Big Thief – Dragon New Warm Mountain I Believe In You

Publié par le 9 avril 2022 dans Chroniques, Toutes les chroniques

(4AD, 11 février 2022)

A priori, il n’existe aucun rapport stylistique entre Big Thief, Idles, Black Country, New Road, Wet Leg et Billie Eilish, pourtant ces artistes ont un point commun en ce qui me concerne : on parle beaucoup de leurs disques, et j’ai du mal à comprendre pourquoi. Prenons Big Thief, critiques dithyrambiques unanimes, rédacteurs, y compris d’Exit Musik, en transe, tout ça pour 2-3 tubes folk country sympas sur des albums qui ne me provoquent aucune émotion, si ce n’est de crispation à la voix de la chanteuse Adrianne Lenker

Alors quand on m’annonce la sortie d’un double album varié et éclectique avec un nom à coucher dehors qui va parfois explorer la musique des années 80, décennie honnie de mes oreilles, autant vous dire que l’idée de m’écouter 80 minutes de la voix de Lenker me remplissait à peine plus d’impatience que si on m’avait annoncé un arrachage de dent sans anesthésie.

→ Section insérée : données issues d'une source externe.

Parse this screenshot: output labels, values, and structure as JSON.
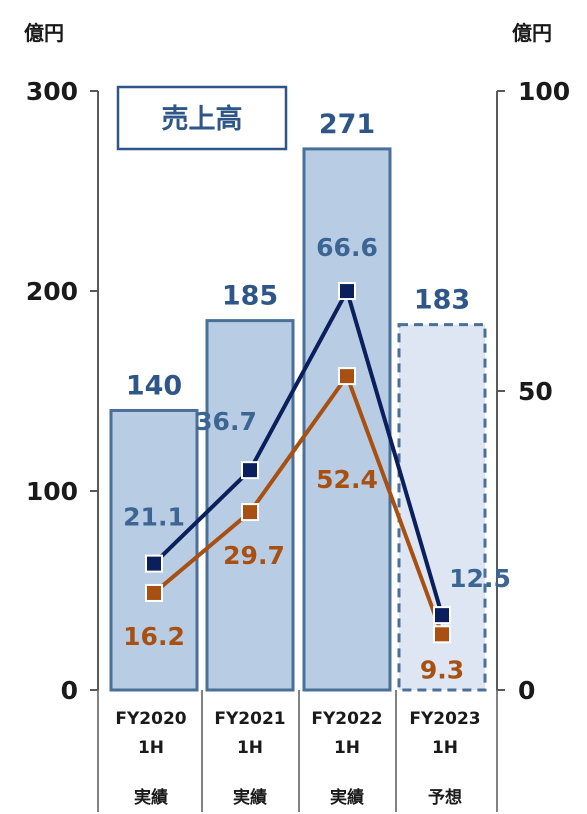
{
  "chart_data": {
    "type": "bar",
    "left_unit": "億円",
    "right_unit": "億円",
    "left_ticks": [
      "300",
      "200",
      "100",
      "0"
    ],
    "right_ticks": [
      "100",
      "50",
      "0"
    ],
    "y_left_lim": [
      0,
      300
    ],
    "y_right_lim": [
      0,
      100
    ],
    "legend_box": "売上高",
    "categories": [
      {
        "period": "FY2020",
        "half": "1H",
        "status": "実績"
      },
      {
        "period": "FY2021",
        "half": "1H",
        "status": "実績"
      },
      {
        "period": "FY2022",
        "half": "1H",
        "status": "実績"
      },
      {
        "period": "FY2023",
        "half": "1H",
        "status": "予想"
      }
    ],
    "bars": {
      "values": [
        140,
        185,
        271,
        183
      ],
      "labels": [
        "140",
        "185",
        "271",
        "183"
      ],
      "forecast_flags": [
        false,
        false,
        false,
        true
      ],
      "color": "#b8cce4",
      "forecast_color": "#dde6f2",
      "edge_color": "#4a6f99"
    },
    "line_series": [
      {
        "values": [
          21.1,
          36.7,
          66.6,
          12.5
        ],
        "labels": [
          "21.1",
          "36.7",
          "66.6",
          "12.5"
        ],
        "color": "#0a1f5c",
        "label_color": "#3d6594"
      },
      {
        "values": [
          16.2,
          29.7,
          52.4,
          9.3
        ],
        "labels": [
          "16.2",
          "29.7",
          "52.4",
          "9.3"
        ],
        "color": "#a84f12",
        "label_color": "#a84f12"
      }
    ],
    "grid": false
  }
}
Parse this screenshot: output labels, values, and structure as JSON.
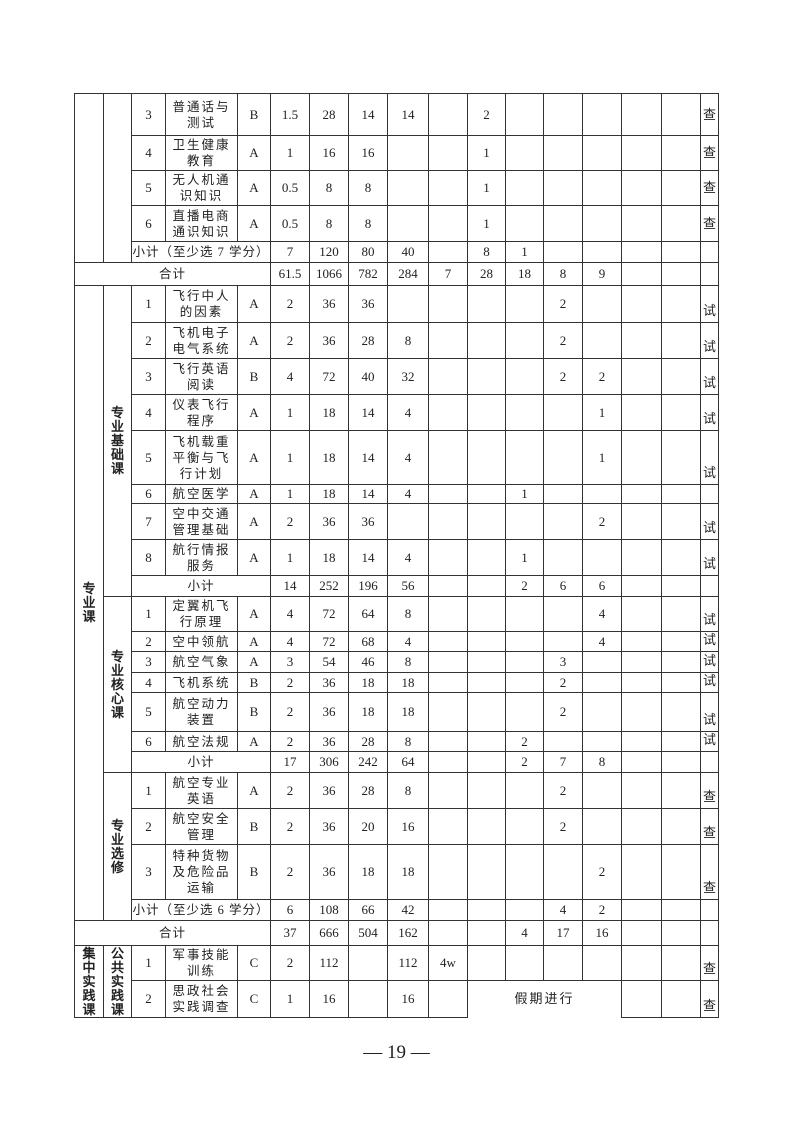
{
  "section_top": {
    "rows": [
      {
        "no": "3",
        "name": "普通话与测试",
        "type": "B",
        "credits": "1.5",
        "total": "28",
        "theory": "14",
        "practice": "14",
        "sem": [
          "",
          "2",
          "",
          "",
          "",
          "",
          ""
        ],
        "exam": "查"
      },
      {
        "no": "4",
        "name": "卫生健康教育",
        "type": "A",
        "credits": "1",
        "total": "16",
        "theory": "16",
        "practice": "",
        "sem": [
          "",
          "1",
          "",
          "",
          "",
          "",
          ""
        ],
        "exam": "查"
      },
      {
        "no": "5",
        "name": "无人机通识知识",
        "type": "A",
        "credits": "0.5",
        "total": "8",
        "theory": "8",
        "practice": "",
        "sem": [
          "",
          "1",
          "",
          "",
          "",
          "",
          ""
        ],
        "exam": "查"
      },
      {
        "no": "6",
        "name": "直播电商通识知识",
        "type": "A",
        "credits": "0.5",
        "total": "8",
        "theory": "8",
        "practice": "",
        "sem": [
          "",
          "1",
          "",
          "",
          "",
          "",
          ""
        ],
        "exam": "查"
      }
    ],
    "subtotal": {
      "label": "小计（至少选 7 学分）",
      "credits": "7",
      "total": "120",
      "theory": "80",
      "practice": "40",
      "sem": [
        "",
        "8",
        "1",
        "",
        "",
        "",
        ""
      ],
      "exam": ""
    },
    "total": {
      "label": "合计",
      "credits": "61.5",
      "total": "1066",
      "theory": "782",
      "practice": "284",
      "sem": [
        "7",
        "28",
        "18",
        "8",
        "9",
        "",
        ""
      ],
      "exam": ""
    }
  },
  "professional": {
    "label": "专业课",
    "groups": [
      {
        "label": "专业基础课",
        "rows": [
          {
            "no": "1",
            "name": "飞行中人的因素",
            "type": "A",
            "credits": "2",
            "total": "36",
            "theory": "36",
            "practice": "",
            "sem": [
              "",
              "",
              "",
              "2",
              "",
              "",
              ""
            ],
            "exam": "试"
          },
          {
            "no": "2",
            "name": "飞机电子电气系统",
            "type": "A",
            "credits": "2",
            "total": "36",
            "theory": "28",
            "practice": "8",
            "sem": [
              "",
              "",
              "",
              "2",
              "",
              "",
              ""
            ],
            "exam": "试"
          },
          {
            "no": "3",
            "name": "飞行英语阅读",
            "type": "B",
            "credits": "4",
            "total": "72",
            "theory": "40",
            "practice": "32",
            "sem": [
              "",
              "",
              "",
              "2",
              "2",
              "",
              ""
            ],
            "exam": "试"
          },
          {
            "no": "4",
            "name": "仪表飞行程序",
            "type": "A",
            "credits": "1",
            "total": "18",
            "theory": "14",
            "practice": "4",
            "sem": [
              "",
              "",
              "",
              "",
              "1",
              "",
              ""
            ],
            "exam": "试"
          },
          {
            "no": "5",
            "name": "飞机载重平衡与飞行计划",
            "type": "A",
            "credits": "1",
            "total": "18",
            "theory": "14",
            "practice": "4",
            "sem": [
              "",
              "",
              "",
              "",
              "1",
              "",
              ""
            ],
            "exam": "试"
          },
          {
            "no": "6",
            "name": "航空医学",
            "type": "A",
            "credits": "1",
            "total": "18",
            "theory": "14",
            "practice": "4",
            "sem": [
              "",
              "",
              "1",
              "",
              "",
              "",
              ""
            ],
            "exam": ""
          },
          {
            "no": "7",
            "name": "空中交通管理基础",
            "type": "A",
            "credits": "2",
            "total": "36",
            "theory": "36",
            "practice": "",
            "sem": [
              "",
              "",
              "",
              "",
              "2",
              "",
              ""
            ],
            "exam": "试"
          },
          {
            "no": "8",
            "name": "航行情报服务",
            "type": "A",
            "credits": "1",
            "total": "18",
            "theory": "14",
            "practice": "4",
            "sem": [
              "",
              "",
              "1",
              "",
              "",
              "",
              ""
            ],
            "exam": "试"
          }
        ],
        "subtotal": {
          "label": "小计",
          "credits": "14",
          "total": "252",
          "theory": "196",
          "practice": "56",
          "sem": [
            "",
            "",
            "2",
            "6",
            "6",
            "",
            ""
          ],
          "exam": ""
        }
      },
      {
        "label": "专业核心课",
        "rows": [
          {
            "no": "1",
            "name": "定翼机飞行原理",
            "type": "A",
            "credits": "4",
            "total": "72",
            "theory": "64",
            "practice": "8",
            "sem": [
              "",
              "",
              "",
              "",
              "4",
              "",
              ""
            ],
            "exam": "试"
          },
          {
            "no": "2",
            "name": "空中领航",
            "type": "A",
            "credits": "4",
            "total": "72",
            "theory": "68",
            "practice": "4",
            "sem": [
              "",
              "",
              "",
              "",
              "4",
              "",
              ""
            ],
            "exam": "试"
          },
          {
            "no": "3",
            "name": "航空气象",
            "type": "A",
            "credits": "3",
            "total": "54",
            "theory": "46",
            "practice": "8",
            "sem": [
              "",
              "",
              "",
              "3",
              "",
              "",
              ""
            ],
            "exam": "试"
          },
          {
            "no": "4",
            "name": "飞机系统",
            "type": "B",
            "credits": "2",
            "total": "36",
            "theory": "18",
            "practice": "18",
            "sem": [
              "",
              "",
              "",
              "2",
              "",
              "",
              ""
            ],
            "exam": "试"
          },
          {
            "no": "5",
            "name": "航空动力装置",
            "type": "B",
            "credits": "2",
            "total": "36",
            "theory": "18",
            "practice": "18",
            "sem": [
              "",
              "",
              "",
              "2",
              "",
              "",
              ""
            ],
            "exam": "试"
          },
          {
            "no": "6",
            "name": "航空法规",
            "type": "A",
            "credits": "2",
            "total": "36",
            "theory": "28",
            "practice": "8",
            "sem": [
              "",
              "",
              "2",
              "",
              "",
              "",
              ""
            ],
            "exam": "试"
          }
        ],
        "subtotal": {
          "label": "小计",
          "credits": "17",
          "total": "306",
          "theory": "242",
          "practice": "64",
          "sem": [
            "",
            "",
            "2",
            "7",
            "8",
            "",
            ""
          ],
          "exam": ""
        }
      },
      {
        "label": "专业选修",
        "rows": [
          {
            "no": "1",
            "name": "航空专业英语",
            "type": "A",
            "credits": "2",
            "total": "36",
            "theory": "28",
            "practice": "8",
            "sem": [
              "",
              "",
              "",
              "2",
              "",
              "",
              ""
            ],
            "exam": "查"
          },
          {
            "no": "2",
            "name": "航空安全管理",
            "type": "B",
            "credits": "2",
            "total": "36",
            "theory": "20",
            "practice": "16",
            "sem": [
              "",
              "",
              "",
              "2",
              "",
              "",
              ""
            ],
            "exam": "查"
          },
          {
            "no": "3",
            "name": "特种货物及危险品运输",
            "type": "B",
            "credits": "2",
            "total": "36",
            "theory": "18",
            "practice": "18",
            "sem": [
              "",
              "",
              "",
              "",
              "2",
              "",
              ""
            ],
            "exam": "查"
          }
        ],
        "subtotal": {
          "label": "小计（至少选 6 学分）",
          "credits": "6",
          "total": "108",
          "theory": "66",
          "practice": "42",
          "sem": [
            "",
            "",
            "",
            "4",
            "2",
            "",
            ""
          ],
          "exam": ""
        }
      }
    ],
    "total": {
      "label": "合计",
      "credits": "37",
      "total": "666",
      "theory": "504",
      "practice": "162",
      "sem": [
        "",
        "",
        "4",
        "17",
        "16",
        "",
        ""
      ],
      "exam": ""
    }
  },
  "practice": {
    "label": "集中实践课",
    "group_label": "公共实践课",
    "rows": [
      {
        "no": "1",
        "name": "军事技能训练",
        "type": "C",
        "credits": "2",
        "total": "112",
        "theory": "",
        "practice": "112",
        "sem": [
          "4w",
          "",
          "",
          "",
          "",
          "",
          ""
        ],
        "exam": "查"
      },
      {
        "no": "2",
        "name": "思政社会实践调查",
        "type": "C",
        "credits": "1",
        "total": "16",
        "theory": "",
        "practice": "16",
        "sem": [
          ""
        ],
        "holiday": "假期进行",
        "sem_after": [
          "",
          ""
        ],
        "exam": "查"
      }
    ]
  },
  "footer": {
    "page_number": "— 19 —"
  }
}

Qu’est-ce qui m’a poussé à passer le pas ? La volonté de prouver à notre rédac’ chef que je ne trouverai mieux cette année que le dernier Superchunk, sans doute (vous pouvez trouver ça triste, moi je vais me consoler en réécoutant « Endless Summer »). 

Début de l’album, et je sens déjà que ça va être long. La chanson n’est pas mauvaise, mais la voix de Lenker sur une compo de country folk classique, je sens que ça va être long. « Time’s Escaping », avec ses percussions bizarres, a plus de personnalité, mais le soufflé retombe aussitôt avec la guimbarde (vous savez, le machin qu’on se met dans la bouche pour faire « zboing zboing ») et la country redneck de « Spud Infinity », bref, c’est la douche écossaise sur le début du disque. 

Soudain arrive le titre éponyme, avec ses arpèges et son ambiance éthérée, la voix de Lenker passe dans un registre plus aigu et quelque chose d’étrange se produit : elle ne me dérange plus.
À partir de là, je suis séduit par quasiment toutes les chansons alors que c’est aussi sur ce passage que les années 80 débarquent : chorus, reverb, boîte à rythmes, sonorités électroniques, références post-punk, tout y est sur le papier pour que je vomisse par les oreilles. Mais rien n’y fait, j’accroche, j’apprécie, et le seul moment où je décroche, c’est quand la country redneck revient pointer le bout de son nez avec son fiddle de pouilleux. À se demander si Lenker ne s’est simplement pas plantée de registre depuis le début, tant elle me séduit sur « Flower Of Blood », « Blurred View » et « Little Things ».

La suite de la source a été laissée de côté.